Honestly, raise your hand if your wearing your standard issue American Flag pin right now? Anybody? I didn't think so. It's no wonder we can't get a decent update on the Megan Williams case (Have you seen anything about it on your major news network lately? Me either.)in this sensationalized media. How could they, after spending so much energy equating Obama's patriotism with his wardrobe choices!
Pathetic.
But what is more pathetic is the fact that for many of the American voters - this is the kind of thing that matters most. It makes no difference that Obama has released a comprehensive energy plan this week, no, their going to go to the polls because he doesn't reverence the flag. I for one am not mad at him. I have a problem with my patriotism having to mirror my reverence for the flag as well.
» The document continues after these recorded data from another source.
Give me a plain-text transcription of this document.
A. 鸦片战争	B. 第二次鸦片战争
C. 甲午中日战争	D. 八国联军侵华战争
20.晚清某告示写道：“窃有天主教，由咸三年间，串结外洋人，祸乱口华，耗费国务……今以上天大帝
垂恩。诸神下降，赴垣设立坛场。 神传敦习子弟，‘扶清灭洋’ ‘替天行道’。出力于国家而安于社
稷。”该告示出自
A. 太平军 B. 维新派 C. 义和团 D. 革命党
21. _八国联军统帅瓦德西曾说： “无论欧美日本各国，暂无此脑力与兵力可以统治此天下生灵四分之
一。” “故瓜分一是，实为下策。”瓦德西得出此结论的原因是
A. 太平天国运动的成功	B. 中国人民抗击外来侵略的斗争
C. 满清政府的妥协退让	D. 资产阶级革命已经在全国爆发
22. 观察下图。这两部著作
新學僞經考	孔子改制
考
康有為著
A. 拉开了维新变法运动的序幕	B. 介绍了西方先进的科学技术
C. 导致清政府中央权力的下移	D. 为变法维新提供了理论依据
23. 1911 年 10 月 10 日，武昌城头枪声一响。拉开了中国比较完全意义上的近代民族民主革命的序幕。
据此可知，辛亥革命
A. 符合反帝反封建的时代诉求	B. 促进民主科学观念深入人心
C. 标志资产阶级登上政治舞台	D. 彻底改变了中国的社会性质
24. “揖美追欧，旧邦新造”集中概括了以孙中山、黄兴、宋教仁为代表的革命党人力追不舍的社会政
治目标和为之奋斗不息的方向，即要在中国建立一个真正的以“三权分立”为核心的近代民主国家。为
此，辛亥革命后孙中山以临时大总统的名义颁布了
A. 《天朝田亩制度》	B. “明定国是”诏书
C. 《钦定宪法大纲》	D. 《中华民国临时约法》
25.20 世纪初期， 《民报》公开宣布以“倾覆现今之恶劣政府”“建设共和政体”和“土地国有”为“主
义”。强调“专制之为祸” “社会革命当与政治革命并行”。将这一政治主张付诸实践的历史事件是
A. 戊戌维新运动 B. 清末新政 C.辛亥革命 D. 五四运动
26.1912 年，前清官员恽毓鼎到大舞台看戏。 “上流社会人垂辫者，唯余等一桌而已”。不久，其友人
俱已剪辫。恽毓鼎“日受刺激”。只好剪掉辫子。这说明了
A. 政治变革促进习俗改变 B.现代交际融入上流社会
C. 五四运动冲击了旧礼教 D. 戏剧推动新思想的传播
Especially after the "pimping" America did of it after 9-11. I had never seen so many flags in my life, as a matter of fact, people who I would have bet were flag burners had flags on their desks, pinned to their chests, etc. But a month later, the flags had been folded.
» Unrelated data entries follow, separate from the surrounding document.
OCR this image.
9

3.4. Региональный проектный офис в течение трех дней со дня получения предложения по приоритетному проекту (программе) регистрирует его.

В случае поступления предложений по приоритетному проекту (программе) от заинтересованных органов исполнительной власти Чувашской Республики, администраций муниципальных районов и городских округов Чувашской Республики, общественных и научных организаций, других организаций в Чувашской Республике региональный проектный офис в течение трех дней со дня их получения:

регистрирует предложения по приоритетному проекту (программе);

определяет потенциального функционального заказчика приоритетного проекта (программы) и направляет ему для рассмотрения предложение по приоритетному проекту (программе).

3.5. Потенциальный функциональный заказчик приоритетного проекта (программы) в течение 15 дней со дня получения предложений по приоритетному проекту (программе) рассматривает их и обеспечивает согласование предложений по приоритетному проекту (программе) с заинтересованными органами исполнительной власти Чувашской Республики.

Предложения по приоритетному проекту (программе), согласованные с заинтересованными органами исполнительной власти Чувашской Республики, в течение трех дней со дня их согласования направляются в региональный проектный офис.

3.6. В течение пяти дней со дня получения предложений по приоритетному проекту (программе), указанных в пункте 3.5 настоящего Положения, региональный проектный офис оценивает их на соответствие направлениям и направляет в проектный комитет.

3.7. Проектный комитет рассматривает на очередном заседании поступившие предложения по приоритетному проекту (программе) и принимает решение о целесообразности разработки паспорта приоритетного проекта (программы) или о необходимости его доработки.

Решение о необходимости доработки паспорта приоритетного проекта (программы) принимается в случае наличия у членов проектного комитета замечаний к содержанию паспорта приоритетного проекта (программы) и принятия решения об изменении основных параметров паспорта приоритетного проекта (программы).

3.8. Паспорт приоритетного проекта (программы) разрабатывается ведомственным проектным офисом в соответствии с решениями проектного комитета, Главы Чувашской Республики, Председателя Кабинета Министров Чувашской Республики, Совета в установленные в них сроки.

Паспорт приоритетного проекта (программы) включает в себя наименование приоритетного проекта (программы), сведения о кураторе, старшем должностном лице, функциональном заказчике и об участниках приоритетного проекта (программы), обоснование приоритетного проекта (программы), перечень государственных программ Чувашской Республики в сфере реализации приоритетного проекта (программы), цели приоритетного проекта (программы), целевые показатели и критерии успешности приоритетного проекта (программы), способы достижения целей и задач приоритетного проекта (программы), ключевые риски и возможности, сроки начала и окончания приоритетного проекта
My issue is not the flag. There are other flags that I disdain. (Such as the Confederate flag, that is often raised in our southern states.) My issue is the hypocritical way the country in which the flag represents conducts its business. It's hard to express your love for something that most of the time doesn't love you back? I remember as a student being told to stand and salute the flag - when I got older I didn't. Why? Because I had questions. And that is what democracy is about. It is about being empowered and enlightened in order to help create a genuine democratic communion. That my friends requires individual expression, not cookie cutter following of a system. A democratic community is only strengthened when it's individual parts continually provide new attitudes and outlooks firmly founded on a commitment to socratic questioning and self-determination.
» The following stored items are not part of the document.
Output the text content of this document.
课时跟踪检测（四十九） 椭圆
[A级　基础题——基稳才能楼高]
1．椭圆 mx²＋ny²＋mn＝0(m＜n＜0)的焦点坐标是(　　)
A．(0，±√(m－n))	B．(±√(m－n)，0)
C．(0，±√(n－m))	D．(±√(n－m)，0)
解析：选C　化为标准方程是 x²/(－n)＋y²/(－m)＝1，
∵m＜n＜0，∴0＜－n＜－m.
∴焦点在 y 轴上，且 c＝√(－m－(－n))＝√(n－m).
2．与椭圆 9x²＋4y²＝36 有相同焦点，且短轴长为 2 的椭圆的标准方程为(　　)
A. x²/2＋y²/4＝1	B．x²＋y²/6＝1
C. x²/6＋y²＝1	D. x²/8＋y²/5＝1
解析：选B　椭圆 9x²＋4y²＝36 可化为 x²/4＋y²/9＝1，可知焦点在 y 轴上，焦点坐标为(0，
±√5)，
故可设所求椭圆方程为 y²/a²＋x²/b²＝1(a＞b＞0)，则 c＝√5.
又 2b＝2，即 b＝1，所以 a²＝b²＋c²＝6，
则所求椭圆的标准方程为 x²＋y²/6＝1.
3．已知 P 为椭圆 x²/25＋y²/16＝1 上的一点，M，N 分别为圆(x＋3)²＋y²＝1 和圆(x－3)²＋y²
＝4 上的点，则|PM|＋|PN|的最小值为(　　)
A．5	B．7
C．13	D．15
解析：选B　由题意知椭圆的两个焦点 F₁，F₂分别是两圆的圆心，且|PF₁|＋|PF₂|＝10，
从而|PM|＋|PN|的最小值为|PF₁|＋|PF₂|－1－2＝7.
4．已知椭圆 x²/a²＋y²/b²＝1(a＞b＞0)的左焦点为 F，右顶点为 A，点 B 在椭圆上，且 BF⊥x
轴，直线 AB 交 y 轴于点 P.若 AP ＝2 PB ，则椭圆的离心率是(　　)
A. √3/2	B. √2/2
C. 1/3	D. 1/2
And isn't that what all the venom against Barack's not wearing the pin is about? One man's desire to express for himself the way he will be viewed. A refusal of one to accept the conventions of narrowly sighted pundits. Sadly, that's what is missing from this democratic "experiment" called America. In fact there is a fear of nonconformity. I suggest those impassioned pundits, so up in arms at Barack's individual decision remember the words of Ralph Waldo Emerson in that great essay "Self-Reliance":
"Whoso would be a man must be a nonconformist. He who would gather immortal palms must not be hindered by the name of goodness, but must explore if it be goodness. Nothing is at last sacred but the integrity of your own mind."